Günümüzün Başarılı İnsanları 25 Yaşlarındayken Ne Yapıyorlardı?

Bazı insanlar gelecekte ne yapmak istediklerine erken yaşta karar verip bütün hayatlarını ona göre şekillendirirler.

Diğerleri ise kendilerine uyan bir şey bulana kadar karakterlerini değiştirir, farklı kariyerlere ve sektörlere yönelirler.

Milyarder Mark Cuban iş hayatına ilk atıldığında oldukça zor zamanlar geçirmişti. Cuban, “How to Win at the Sport of Business” (İş Dünyası Sporunda Nasıl Galip Gelinir) isimli kitabında şöyle yazıyor: “ Dallas’a ilk geldiğimde hayatım hiç de kolay değildi.

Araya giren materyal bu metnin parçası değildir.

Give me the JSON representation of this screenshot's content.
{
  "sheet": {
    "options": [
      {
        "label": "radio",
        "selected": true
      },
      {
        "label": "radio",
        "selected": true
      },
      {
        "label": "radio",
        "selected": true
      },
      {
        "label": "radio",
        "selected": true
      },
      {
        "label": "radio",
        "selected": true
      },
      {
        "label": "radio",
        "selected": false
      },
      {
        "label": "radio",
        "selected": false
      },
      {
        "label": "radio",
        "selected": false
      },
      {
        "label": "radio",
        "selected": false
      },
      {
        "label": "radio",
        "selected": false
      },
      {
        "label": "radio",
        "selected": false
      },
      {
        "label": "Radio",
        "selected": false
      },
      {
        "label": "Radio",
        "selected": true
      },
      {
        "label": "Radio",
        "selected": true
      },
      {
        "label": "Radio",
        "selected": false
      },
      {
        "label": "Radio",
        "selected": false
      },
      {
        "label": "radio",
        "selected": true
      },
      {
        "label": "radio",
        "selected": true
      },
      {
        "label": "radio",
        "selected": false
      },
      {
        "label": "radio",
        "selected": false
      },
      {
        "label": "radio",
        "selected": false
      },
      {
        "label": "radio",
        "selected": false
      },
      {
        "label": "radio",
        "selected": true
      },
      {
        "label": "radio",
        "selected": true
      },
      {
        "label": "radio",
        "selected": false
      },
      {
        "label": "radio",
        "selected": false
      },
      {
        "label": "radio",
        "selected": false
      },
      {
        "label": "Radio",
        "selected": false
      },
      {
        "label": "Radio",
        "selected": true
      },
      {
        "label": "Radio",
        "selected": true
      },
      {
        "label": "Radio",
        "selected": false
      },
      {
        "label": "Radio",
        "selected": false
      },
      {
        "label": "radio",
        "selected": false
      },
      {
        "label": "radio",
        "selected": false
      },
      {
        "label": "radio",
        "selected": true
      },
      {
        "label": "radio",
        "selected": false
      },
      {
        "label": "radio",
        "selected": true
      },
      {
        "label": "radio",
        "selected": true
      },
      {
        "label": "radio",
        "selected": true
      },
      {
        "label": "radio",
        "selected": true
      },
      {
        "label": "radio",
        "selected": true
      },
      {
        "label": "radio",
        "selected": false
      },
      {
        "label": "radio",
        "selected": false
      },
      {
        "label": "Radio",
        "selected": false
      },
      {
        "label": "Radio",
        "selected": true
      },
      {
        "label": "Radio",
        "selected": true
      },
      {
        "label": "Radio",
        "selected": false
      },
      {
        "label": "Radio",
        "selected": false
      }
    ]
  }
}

Üç odalı bir apartman dairesinde altı adamla beraber yerde yatıyordum.”

Başarıya giden yolun daima düz olmadığını hatırlatmak adına yazımızda sizlerle Richard Branson, Arianna Huffington ve diğer büyüleyici ve son derece başarılı girişimcilerin 25 yaşlarındayken ne yaptıklarını paylaşıyoruz. Keyifli okumalar!

 

Mark Cuban, barmenlik yapıyordu.

25 Yaşında, Cuban Indiana Üniversitesi’nden mezun olmuş ve Dallas’a taşınmıştı. Başta barmenlik yaparak geçimini sağlayan Cuban, daha sonra bir bilgisayar yazılımı satıcısında çalışmaya başladı. Sabah dükkânı açmak yerine bir müşteriyle anlaşma yapmaya gittiği içinse işten kovuldu. Kovulmasının ardından ilk işletmesi olan MicroSolutions’ı kurma kararı aldı.

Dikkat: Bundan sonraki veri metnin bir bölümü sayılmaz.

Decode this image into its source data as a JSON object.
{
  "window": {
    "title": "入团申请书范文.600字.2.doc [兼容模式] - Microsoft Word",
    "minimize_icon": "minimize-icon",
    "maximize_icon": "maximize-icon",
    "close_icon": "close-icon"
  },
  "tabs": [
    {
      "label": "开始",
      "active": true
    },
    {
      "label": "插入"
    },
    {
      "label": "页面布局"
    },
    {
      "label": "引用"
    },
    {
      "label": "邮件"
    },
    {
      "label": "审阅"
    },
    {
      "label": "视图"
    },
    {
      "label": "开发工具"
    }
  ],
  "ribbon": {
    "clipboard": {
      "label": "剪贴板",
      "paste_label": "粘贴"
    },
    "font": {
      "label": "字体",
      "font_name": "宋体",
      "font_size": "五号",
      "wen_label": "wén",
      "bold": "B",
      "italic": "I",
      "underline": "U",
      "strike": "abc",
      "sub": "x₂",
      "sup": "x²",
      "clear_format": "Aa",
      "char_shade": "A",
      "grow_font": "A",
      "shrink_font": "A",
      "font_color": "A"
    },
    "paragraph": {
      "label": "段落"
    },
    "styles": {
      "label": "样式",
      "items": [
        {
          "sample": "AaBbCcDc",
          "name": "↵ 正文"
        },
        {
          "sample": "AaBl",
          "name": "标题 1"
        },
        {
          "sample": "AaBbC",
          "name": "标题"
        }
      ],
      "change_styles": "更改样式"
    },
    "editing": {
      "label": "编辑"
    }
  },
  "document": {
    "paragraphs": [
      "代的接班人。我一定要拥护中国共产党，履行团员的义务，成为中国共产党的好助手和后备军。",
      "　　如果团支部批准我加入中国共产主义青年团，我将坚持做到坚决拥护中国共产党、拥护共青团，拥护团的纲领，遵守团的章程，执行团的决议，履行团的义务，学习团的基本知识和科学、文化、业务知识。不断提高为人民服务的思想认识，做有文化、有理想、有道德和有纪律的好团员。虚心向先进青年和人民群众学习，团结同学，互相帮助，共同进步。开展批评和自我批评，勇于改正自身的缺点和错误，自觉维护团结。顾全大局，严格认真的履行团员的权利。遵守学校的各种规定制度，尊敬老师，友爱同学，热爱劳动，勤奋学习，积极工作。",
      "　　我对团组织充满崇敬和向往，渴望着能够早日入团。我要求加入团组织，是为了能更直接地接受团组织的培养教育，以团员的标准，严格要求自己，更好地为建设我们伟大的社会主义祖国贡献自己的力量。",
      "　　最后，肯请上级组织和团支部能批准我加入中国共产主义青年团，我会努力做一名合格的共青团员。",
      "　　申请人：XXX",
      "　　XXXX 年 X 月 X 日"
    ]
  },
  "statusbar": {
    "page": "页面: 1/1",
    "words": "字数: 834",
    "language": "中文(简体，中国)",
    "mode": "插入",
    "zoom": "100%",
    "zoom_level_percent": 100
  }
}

Cuban, “How to Win at the Sport of Business” (İş Dünyası Sporunda Nasıl Galip Gelinir) isimli kitabında şöyle yazıyor: “ Dallas’a ilk geldiğimde hayatım hiç de kolay değildi. Üç odalı bir apartman dairesinde altı adamla beraber yerde yatıyordum.” “Şehri arabayla turlar, büyük evlere bakar ve orada yaşamanın nasıl bir his olduğunu hayal ederdim. Bu sayede motivasyonum daima yüksek kaldı.”

 

Arianna Huffington, erkek arkadaşıyla beraber BBC için dünyadaki müzik festivallerine gidiyordu.

Bilinen adıyla Arianna Huffington’ın kızlık soyadı Stassinopolous’tu. 21 yaşındayken bir bilgi yarışması için düzenlenen panel sırasında meşhur İngiliz gazeteci Henry Bernard Levin ile tanıştı.

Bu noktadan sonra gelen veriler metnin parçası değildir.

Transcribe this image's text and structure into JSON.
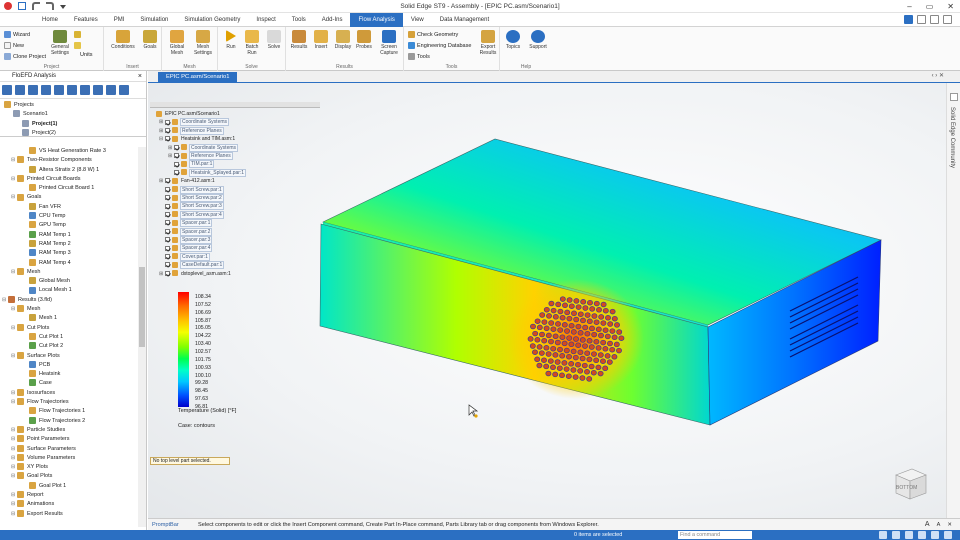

İkili romantik bir ilişkiye başladı. Huffington, kadınların özgürlük hareketlerine eleştiri amaçlı kitabı “The Female Woman”ı (Dişi Kadın) yazarken Levin ona danışmanlık yaptı. Kitap yayımlandığında Huffington 23 yaşındaydı.

İlerleyen birkaç yılda, Levin BBC için muhabirlik yaparken Huffington da onunla beraber dünyadaki müzik festivallerine katıldı. Levin, evlenmeyi ve çocuk sahibi olmayı düşünmediği için ikili ilişkilerine son verdi ve Huffington 30 yaşındayken New York’a taşındı. O yıl, Huffington’ın Maria Callas için yazdığı biyografi kitabı yayımlandı. Huffington, kitabı Levin’e ithaf etti.

Huffington, yaptığı bir röportajda şöyle diyor: “Levin benim yol göstericimdi. Daha ikinci buluşmamızda Covent Garden’a “The Mastersingers”ı seyretmeye gittik. Yurtdışına yaptığımız ilk seyahatte ise Wagner’s Ring’i görmek için Almanya’nın Bayreuth şehrini ziyaret ettik.”

 

Goldman Sachs’ın CEO’su Lloyd Blankfein, mutsuz bir avukattı.

Blankfein, finans dünyasına klasik rotadan gelenlerden değil. İş hayatına ilk olarak avukatlıkla başladı. 24 yaşında Harvard Hukuk Fakültesi’nden mezun olan Blankfein, Donovan Leisure isimli hukuk şirketinin hukuki ortaklarından biri oldu.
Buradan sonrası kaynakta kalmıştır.